As I read more of her writings/opinions/thoughts/responses on her page I see problems creeping into her life as a result of her childhood with me, can't change it and can't stop it. My daughter's issues are creating problems for my granddaughter and can't change or stop that either.

I know right where you are at with your daughter and granddaughter. My son, though we do see his family all the time so that is different, has problems because of my PTSD and I see him passing on some of what was done to me to his daughters. It kills me to see it. I want to step in and shield my granddaughters. I could go on about all of it, but you understand and I just want you to know that I understand the pain you are in. I am sorry.

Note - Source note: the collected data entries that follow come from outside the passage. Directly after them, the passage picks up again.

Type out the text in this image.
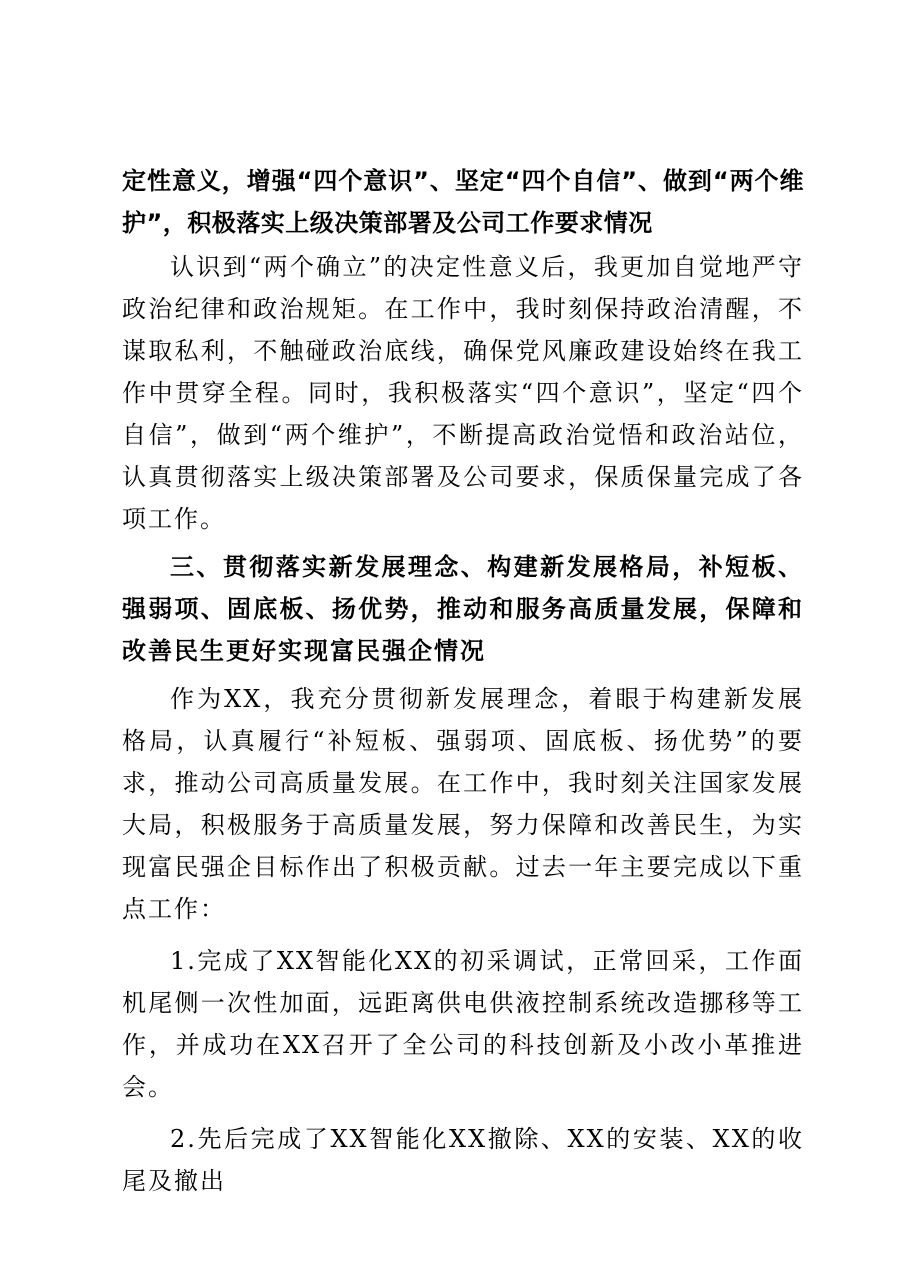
定性意义，增强“四个意识”、坚定“四个自信”、做到“两个维护”，积极落实上级决策部署及公司工作要求情况

认识到“两个确立”的决定性意义后，我更加自觉地严守政治纪律和政治规矩。在工作中，我时刻保持政治清醒，不谋取私利，不触碰政治底线，确保党风廉政建设始终在我工作中贯穿全程。同时，我积极落实“四个意识”，坚定“四个自信”，做到“两个维护”，不断提高政治觉悟和政治站位，认真贯彻落实上级决策部署及公司要求，保质保量完成了各项工作。

三、贯彻落实新发展理念、构建新发展格局，补短板、强弱项、固底板、扬优势，推动和服务高质量发展，保障和改善民生更好实现富民强企情况

作为XX，我充分贯彻新发展理念，着眼于构建新发展格局，认真履行“补短板、强弱项、固底板、扬优势”的要求，推动公司高质量发展。在工作中，我时刻关注国家发展大局，积极服务于高质量发展，努力保障和改善民生，为实现富民强企目标作出了积极贡献。过去一年主要完成以下重点工作：

1.完成了XX智能化XX的初采调试，正常回采，工作面机尾侧一次性加面，远距离供电供液控制系统改造挪移等工作，并成功在XX召开了全公司的科技创新及小改小革推进会。

2.先后完成了XX智能化XX撤除、XX的安装、XX的收尾及撤出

It ultimately is out of our control. Harder for you I know because you can't even talk with your daughter about it. Maybe write a letter to her? IDK....just a thought. I am sure that she loves her daughter just as much as you love her and does not want to hurt her. Maybe that would be enough for her to take a look at herself, you know, just so that she can do her best by her own little girl.....
 
Dear Grama-Herc, as a primary care-giver personally and professionally, I think it's ok- mandatory, actually- to recognize that you need and give yourself self-care too, you have to really in some way to recharge "you", because otherwise I find it overwhelming, depressing, exhausting and frustrating.

No matter how your family members act, they are (all) very lucky to have you there, but please don't turn it inward on yourself. I hope you get some peace and relief.
 
GH - You sound like me. I don't know how to snap out of this all-encompassing depression and sadness. I have socially withdrawn from everybody, have not social life, still miss my marriage, am stuck. I feel just plain stuck. You're not alone.